Pra ela

porque essa eu devo pra ela, hoje ela merece um texto. é o mínimo. passei o primeiro dia do ano na maior merda que um cara pode passar. nem bebi ontem, na virada do ano, por causa do meu estômago. além da dieta ultra-regrada que tenho seguido (sem estar acima do peso, mas para aumentar o percentual de massa muscular), não posso beber também porque já bebi demais por essa vida a fora. é como escreveu Blake: o excesso de alegria, chora. e je suis excessive, como diz a canção. findas as referências, voltemos ao assunto principal, que era meu dia na merda. até que de noite eu visitei o recanto das letras, pra lamentar e lamuriar e uivar como um cão sem dono, como tem virado costume... e revisitei alguns ilustres escritores daqui (depois de ter registrado meu choramingo fraco, é claro). deparei-me novamente com os escritos da Tati.

a Tati, descobri uma Tati ainda melhor do que já era. ler alguns de seus textos foi a única coisa boa do meu dia (que já era noite, aliás). foi a única coisa mas foi a coisa suficiente, de tal forma que nem pensei em mais nada de ruim e fui dormir despreocupado, com um sorriso no rosto. é, bem, ok, eu admito que ainda estava um pouco incomodado.

desliguei o computador. e pensei bem no meu deplorável estado, me arrastando entre cobertores o dia todo, como uma aranha com metade das patas quebradas. pedindo conselho de um nutricionista pra comer, de um personal trainer pra malhar, de um chefe pra trabalhar, de um guia de estilo pra me vestir, e quase indo pedir conselho de um psicólogo pra pensar. pra que eu preciso desse monte de gente me dizendo o que fazer, se um pequeno fato feliz já é a minha cura? e que tipo de homem fraco eu estou me tornando? onde está o super-homem nitzscheano que eu cultuava? sempre me cobrei ser o super-homem e eliminar sentimentos de fraqueza, caso contrário seria eliminado por eles. me envergonhei. e pensei seriamente em mandar todo mundo ao meu redor pra puta que pariu, pois ainda existe gente no mundo que me faz feliz, de graça. não preciso do outro tipo, embora é o único tipo com o qual venho convivendo. é, eu mereço mais, concluí.

apaguei as luzes. quis dormir. deitei na cama. mas a imagem da Tati, a qual nunca vi pessoalmente, permaneceu ali, acima da minha cabeça, como o gato da Alice. eu tenho essa mania malvada de querer transformar as pessoas em personagens da minha própria trama imaginária, como todas as mulheres das quais falei no meu (chorão) texto passado. ah, sim, claro. eu só faço isso com mulheres bonitas, existe essa peculiaridade... e então, nas sombras, aqueles óculos brilhando, um cabelo vermelho no tom morango, ou cereja, ou um vermelho almodóvar, fui construindo e reconstruindo esta poetisa na minha frente, contando histórias de amantes no boteco da esquina, e como ela fez aquele poema, ao som de algum rock antigo, seus lábios emanando palavras que recortam o ar com leveza e serenidade, entre um sotaque meio mineiro e meio espanhol (será?), parte me lembrando de casa e a outra parte novidade e mistério...

por onde andaria?

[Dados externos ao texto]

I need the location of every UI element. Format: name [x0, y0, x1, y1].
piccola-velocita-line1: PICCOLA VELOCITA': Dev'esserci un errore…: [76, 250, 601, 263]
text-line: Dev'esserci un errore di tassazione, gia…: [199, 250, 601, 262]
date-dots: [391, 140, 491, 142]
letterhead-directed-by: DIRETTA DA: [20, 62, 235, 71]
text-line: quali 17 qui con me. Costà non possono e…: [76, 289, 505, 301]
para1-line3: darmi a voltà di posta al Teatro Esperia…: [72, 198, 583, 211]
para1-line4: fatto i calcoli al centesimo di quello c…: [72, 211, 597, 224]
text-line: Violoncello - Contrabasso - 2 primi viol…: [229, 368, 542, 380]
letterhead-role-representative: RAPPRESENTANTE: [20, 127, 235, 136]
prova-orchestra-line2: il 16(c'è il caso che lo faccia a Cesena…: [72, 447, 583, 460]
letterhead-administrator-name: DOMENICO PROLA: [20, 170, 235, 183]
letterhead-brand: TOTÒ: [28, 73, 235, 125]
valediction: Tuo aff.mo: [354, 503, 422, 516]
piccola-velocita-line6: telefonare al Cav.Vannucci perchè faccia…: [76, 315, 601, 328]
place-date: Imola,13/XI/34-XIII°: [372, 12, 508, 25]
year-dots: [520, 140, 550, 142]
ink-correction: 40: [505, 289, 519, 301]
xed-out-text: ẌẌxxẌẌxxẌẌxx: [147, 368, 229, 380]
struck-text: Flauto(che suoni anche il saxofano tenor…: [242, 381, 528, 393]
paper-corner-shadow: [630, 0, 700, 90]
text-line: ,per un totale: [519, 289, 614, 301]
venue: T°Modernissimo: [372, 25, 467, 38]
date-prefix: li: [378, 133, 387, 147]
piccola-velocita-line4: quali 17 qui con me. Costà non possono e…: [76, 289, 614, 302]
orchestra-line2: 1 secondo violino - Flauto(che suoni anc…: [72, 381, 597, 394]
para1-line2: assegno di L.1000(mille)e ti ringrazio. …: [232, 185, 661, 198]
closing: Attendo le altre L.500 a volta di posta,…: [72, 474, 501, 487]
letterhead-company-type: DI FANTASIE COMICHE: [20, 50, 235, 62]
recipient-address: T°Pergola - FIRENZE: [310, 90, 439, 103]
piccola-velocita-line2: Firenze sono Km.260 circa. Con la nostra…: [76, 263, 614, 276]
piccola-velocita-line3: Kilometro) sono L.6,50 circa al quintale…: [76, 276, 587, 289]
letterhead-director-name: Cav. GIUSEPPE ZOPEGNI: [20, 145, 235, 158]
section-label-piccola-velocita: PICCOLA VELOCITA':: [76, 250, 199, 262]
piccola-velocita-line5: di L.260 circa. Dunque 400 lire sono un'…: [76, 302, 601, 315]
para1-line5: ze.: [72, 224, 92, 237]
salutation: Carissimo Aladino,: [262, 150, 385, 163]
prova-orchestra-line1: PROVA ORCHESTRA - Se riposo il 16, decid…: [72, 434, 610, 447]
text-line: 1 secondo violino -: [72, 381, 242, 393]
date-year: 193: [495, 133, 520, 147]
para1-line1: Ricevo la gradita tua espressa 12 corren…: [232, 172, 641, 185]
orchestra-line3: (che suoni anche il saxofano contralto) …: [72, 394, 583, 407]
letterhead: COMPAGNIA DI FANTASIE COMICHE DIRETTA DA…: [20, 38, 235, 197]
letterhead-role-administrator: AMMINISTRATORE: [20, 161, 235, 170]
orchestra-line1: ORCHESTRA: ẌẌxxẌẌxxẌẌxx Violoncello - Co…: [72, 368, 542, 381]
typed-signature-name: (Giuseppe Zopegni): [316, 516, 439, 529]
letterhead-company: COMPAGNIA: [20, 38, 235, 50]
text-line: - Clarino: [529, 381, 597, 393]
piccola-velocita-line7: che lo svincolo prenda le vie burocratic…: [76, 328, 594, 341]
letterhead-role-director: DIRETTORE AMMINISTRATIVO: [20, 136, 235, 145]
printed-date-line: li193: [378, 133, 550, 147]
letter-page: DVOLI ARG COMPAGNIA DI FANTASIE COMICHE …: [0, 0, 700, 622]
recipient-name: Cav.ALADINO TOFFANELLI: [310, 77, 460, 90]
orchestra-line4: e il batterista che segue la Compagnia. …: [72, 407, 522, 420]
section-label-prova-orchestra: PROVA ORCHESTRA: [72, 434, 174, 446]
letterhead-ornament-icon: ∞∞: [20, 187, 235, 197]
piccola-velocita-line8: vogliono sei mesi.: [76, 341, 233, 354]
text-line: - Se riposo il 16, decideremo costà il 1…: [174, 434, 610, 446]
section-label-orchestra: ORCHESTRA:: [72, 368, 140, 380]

Colômbia, Minas, dando aulas, tocando guitarra, vendendo flores, lutando contra algum regime de um ditador obscuro? e continuei construindo mil e uma imagens da poetisa, deitada em seu quarto pensando em o que fazer, com papel e lápis na mão, talvez como eu no mesmo momento, coisa de filme com a tela partida em duas e duas pessoas em lugares diferentes fazendo as mesmas coisas. você neste momento teletransportada à minha frente, agora real, não mais como a neblina do gato da Alice; agora real, de vestido preto, sorrindo singelamente, graciosa, elegante, agradável, como numa propaganda de perfume: poética. arruma os óculos no rosto e se senta na cadeira do meu computador, digitando profecias e pós-modernidades.

acendi a luz, porque você mereceu hoje sem falta um texto. manuscrito, que é pra ser bem revisado antes de "ir pro ar". e enquanto escrevo lá está você em algum lugar da minha terra de sonho, como a Matilde de Neruda, abriendo todas las ventanas del mar para que vuele la palabra escrita, para que se llenen los muebles de signos silenciosos, de fuego verde.

pena é que essa droga de texto nem faz juz à cena.